Fire all the males! They suffer from testosterone poisoning. Hire the women! They don’t.

This is Financial Times writer Tim Harris’ advice for preventing a future financial crisis, like the one we are now suffering. He is the author of a new book The Logic of Life, in which his theory is presented. He was interviewed on America’s National Public Radio on Oct. 6.

Here is the basic idea.

The financial services industry is driven by fund managers, traders, brokers, analysts, investment advisors,  who are largely male. They are incentivized by bonus schemes based on outperforming competitors. So the system itself is biased toward taking risk (you do not lose a $10 m. bonus if you take excessive risk; so the incentive payment scheme is really like a huge option, take the upside, forget the downside, especially after the huge ‘bailout’ was put into place).

When the males succeed, in good times, and make millions in bonuses, there is a ‘high’, a surge of the male hormone testosterone. This happens among male animals (gorillas), who succeed in defending their ‘harem’ and their family group, and it happens among human males, who take risks, survive and succeed. The testosterone tends to push these same males toward taking even more risk in future, until those risks become excessive – and ultimately, the risk-takers push themselves and their organizations to the edge…and then over the edge. So crisis is built into the system, as long as the system is run largely by males and as long as the male body generates testosterone.

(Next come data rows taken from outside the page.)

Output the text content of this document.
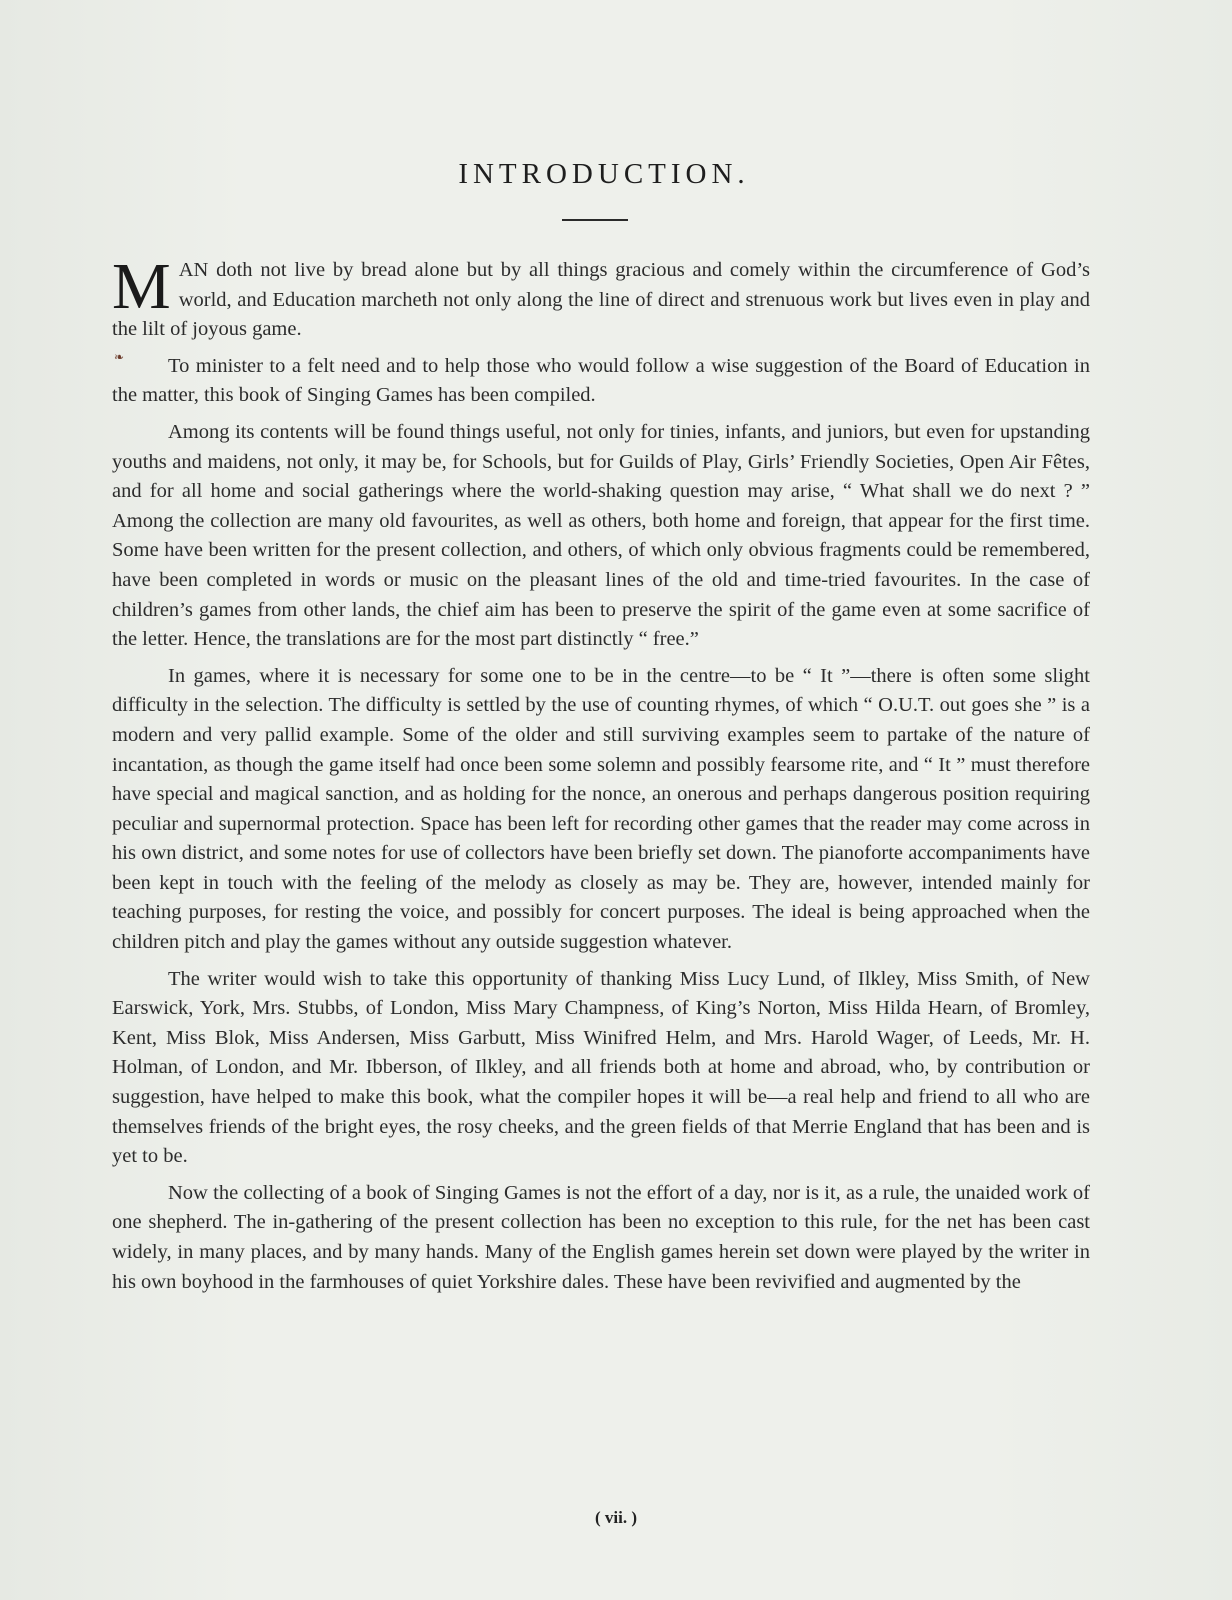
INTRODUCTION.
❧

MAN doth not live by bread alone but by all things gracious and comely within the circumference of God’s world, and Education marcheth not only along the line of direct and strenuous work but lives even in play and the lilt of joyous game.

To minister to a felt need and to help those who would follow a wise suggestion of the Board of Education in the matter, this book of Singing Games has been compiled.

Among its contents will be found things useful, not only for tinies, infants, and juniors, but even for upstanding youths and maidens, not only, it may be, for Schools, but for Guilds of Play, Girls’ Friendly Societies, Open Air Fêtes, and for all home and social gatherings where the world-shaking question may arise, “ What shall we do next ? ” Among the collection are many old favourites, as well as others, both home and foreign, that appear for the first time. Some have been written for the present collection, and others, of which only obvious fragments could be remembered, have been completed in words or music on the pleasant lines of the old and time-tried favourites. In the case of children’s games from other lands, the chief aim has been to preserve the spirit of the game even at some sacrifice of the letter. Hence, the translations are for the most part distinctly “ free.”

In games, where it is necessary for some one to be in the centre—to be “ It ”—there is often some slight difficulty in the selection. The difficulty is settled by the use of counting rhymes, of which “ O.U.T. out goes she ” is a modern and very pallid example. Some of the older and still surviving examples seem to partake of the nature of incantation, as though the game itself had once been some solemn and possibly fearsome rite, and “ It ” must therefore have special and magical sanction, and as holding for the nonce, an onerous and perhaps dangerous position requiring peculiar and supernormal protection. Space has been left for recording other games that the reader may come across in his own district, and some notes for use of collectors have been briefly set down. The pianoforte accompaniments have been kept in touch with the feeling of the melody as closely as may be. They are, however, intended mainly for teaching purposes, for resting the voice, and possibly for concert purposes. The ideal is being approached when the children pitch and play the games without any outside suggestion whatever.

The writer would wish to take this opportunity of thanking Miss Lucy Lund, of Ilkley, Miss Smith, of New Earswick, York, Mrs. Stubbs, of London, Miss Mary Champness, of King’s Norton, Miss Hilda Hearn, of Bromley, Kent, Miss Blok, Miss Andersen, Miss Garbutt, Miss Winifred Helm, and Mrs. Harold Wager, of Leeds, Mr. H. Holman, of London, and Mr. Ibberson, of Ilkley, and all friends both at home and abroad, who, by contribution or suggestion, have helped to make this book, what the compiler hopes it will be—a real help and friend to all who are themselves friends of the bright eyes, the rosy cheeks, and the green fields of that Merrie England that has been and is yet to be.

Now the collecting of a book of Singing Games is not the effort of a day, nor is it, as a rule, the unaided work of one shepherd. The in-gathering of the present collection has been no exception to this rule, for the net has been cast widely, in many places, and by many hands. Many of the English games herein set down were played by the writer in his own boyhood in the farmhouses of quiet Yorkshire dales. These have been revivified and augmented by the

( vii. )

Women do not suffer from testosterone poisoning.

Why not, then, urges Harris, turn the financial services and banking industry over to the women?    

Harris is not speaking tongue-in-cheek. I believe he is at least partly serious. For years I have urged high-tech companies to expand the role of women in senior management, because they bring powerful skills of collaboration and communication. Now, this advice is extended to investment banks. 

Bring in the women. What we need is a bit less ‘balls’.